Recognition of the Patient with CAP

The first obstacle is to identify the patient with pneumonia. In managing the child with CAP, it is important to distinguish those with other underlying pathology, including asthma, RSV, or other confirmed viral etiology. It is important to remember that pathogens in the compromised host, cystic fibrosis patient, or patient with other chronic pulmonary pathology are different from typical CAP pathogens and include a wide differential. Most patients with CAP have an acute illness associated with fever (>38°C), cough, and evidence of lower respiratory tract symptoms/signs. Chest radiograph typically shows pulmonary infiltrate.
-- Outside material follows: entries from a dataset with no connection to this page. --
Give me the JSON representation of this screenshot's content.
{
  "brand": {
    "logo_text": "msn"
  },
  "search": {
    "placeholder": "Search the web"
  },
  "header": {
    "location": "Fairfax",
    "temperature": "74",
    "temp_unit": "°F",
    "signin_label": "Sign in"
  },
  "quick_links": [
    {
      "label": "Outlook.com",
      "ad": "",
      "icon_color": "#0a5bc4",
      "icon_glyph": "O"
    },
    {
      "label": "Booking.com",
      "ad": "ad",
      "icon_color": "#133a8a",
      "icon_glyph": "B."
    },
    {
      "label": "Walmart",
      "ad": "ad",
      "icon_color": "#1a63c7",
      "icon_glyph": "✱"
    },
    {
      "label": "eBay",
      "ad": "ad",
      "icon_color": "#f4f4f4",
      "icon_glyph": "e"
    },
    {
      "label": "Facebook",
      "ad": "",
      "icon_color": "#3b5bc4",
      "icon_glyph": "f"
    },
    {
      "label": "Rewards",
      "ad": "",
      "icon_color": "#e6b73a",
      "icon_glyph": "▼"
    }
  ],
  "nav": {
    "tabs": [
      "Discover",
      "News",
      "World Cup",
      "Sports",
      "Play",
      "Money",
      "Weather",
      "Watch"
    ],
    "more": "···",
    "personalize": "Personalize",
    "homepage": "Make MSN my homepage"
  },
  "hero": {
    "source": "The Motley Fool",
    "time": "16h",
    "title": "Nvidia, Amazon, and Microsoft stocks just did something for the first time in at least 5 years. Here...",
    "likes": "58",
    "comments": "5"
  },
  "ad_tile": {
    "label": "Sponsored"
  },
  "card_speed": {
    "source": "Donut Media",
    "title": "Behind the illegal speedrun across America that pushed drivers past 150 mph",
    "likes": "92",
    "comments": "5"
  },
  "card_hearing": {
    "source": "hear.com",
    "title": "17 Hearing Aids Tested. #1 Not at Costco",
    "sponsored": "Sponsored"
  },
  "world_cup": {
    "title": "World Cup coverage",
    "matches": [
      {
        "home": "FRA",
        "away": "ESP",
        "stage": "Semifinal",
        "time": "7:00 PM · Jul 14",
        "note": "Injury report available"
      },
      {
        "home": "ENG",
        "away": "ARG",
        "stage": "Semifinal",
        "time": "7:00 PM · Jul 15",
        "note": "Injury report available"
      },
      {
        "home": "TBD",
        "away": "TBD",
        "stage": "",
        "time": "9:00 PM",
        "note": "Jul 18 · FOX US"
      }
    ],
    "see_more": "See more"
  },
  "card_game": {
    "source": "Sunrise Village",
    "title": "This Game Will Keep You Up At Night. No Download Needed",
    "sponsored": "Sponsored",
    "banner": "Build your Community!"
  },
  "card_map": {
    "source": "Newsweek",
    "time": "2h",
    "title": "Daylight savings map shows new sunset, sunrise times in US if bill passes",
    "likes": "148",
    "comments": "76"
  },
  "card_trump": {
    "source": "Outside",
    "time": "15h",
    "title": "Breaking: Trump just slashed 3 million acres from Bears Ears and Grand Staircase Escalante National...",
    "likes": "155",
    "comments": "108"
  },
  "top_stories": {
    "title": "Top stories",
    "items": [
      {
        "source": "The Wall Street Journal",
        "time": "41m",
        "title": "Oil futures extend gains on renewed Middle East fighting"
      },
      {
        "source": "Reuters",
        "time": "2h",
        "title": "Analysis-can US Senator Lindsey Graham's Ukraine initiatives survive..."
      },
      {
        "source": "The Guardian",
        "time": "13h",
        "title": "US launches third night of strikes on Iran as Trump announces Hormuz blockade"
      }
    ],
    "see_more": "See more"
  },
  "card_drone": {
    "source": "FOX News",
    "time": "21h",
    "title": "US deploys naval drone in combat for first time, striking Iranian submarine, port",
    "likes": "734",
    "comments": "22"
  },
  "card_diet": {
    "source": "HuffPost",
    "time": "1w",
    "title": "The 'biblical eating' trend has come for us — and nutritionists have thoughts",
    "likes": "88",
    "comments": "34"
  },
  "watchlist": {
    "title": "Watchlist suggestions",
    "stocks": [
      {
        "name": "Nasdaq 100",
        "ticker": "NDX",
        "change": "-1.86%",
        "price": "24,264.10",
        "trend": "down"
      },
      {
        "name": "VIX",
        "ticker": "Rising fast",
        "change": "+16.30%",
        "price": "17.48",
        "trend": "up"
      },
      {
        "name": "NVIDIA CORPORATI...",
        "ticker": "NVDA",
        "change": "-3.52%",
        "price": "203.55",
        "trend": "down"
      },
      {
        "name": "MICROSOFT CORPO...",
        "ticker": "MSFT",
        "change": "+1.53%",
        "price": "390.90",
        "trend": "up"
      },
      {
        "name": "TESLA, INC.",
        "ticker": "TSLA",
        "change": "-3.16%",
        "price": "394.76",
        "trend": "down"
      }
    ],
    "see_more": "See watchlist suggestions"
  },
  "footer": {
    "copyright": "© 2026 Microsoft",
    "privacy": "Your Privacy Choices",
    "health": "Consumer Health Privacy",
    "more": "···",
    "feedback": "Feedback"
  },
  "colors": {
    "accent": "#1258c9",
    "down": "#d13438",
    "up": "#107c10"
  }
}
Whether this is patchy infiltrate or lobar in appearance can assist the practitioner in treatment decision making in that the latter is much more likely to be associated with a bacterial etiology.

Once the diagnosis is considered, further assessment should focus on hydration status, hemodynamic parameters, and oxygenation. A careful assessment should identify other associated foci (i.e., meningitis or bacteremia) on examination and laboratory evaluation.

Figure 1. There is near complete opacification of the left hemithorax with a minimal area of aeration of the left upper lobe suggestive of left lung air space disease and with component of a moderate to large left pleural effusion.

Figure 1. There is near complete opacification of the left hemithorax with a minimal area of aeration of the left upper lobe suggestive of left lung air space disease and with component of a moderate to large left pleural effusion.

Identification of the Patient Requiring Hospitalization

Consider hospital admission for the toxic patient, those with altered mental status, significant dehydration, hypoxemia, dyspnea, grunting respirations, or retractions, and any patient with hemodynamic instability. Chest radiograph showing a significant pleural effusion should also be considered an indicator for hospital admission.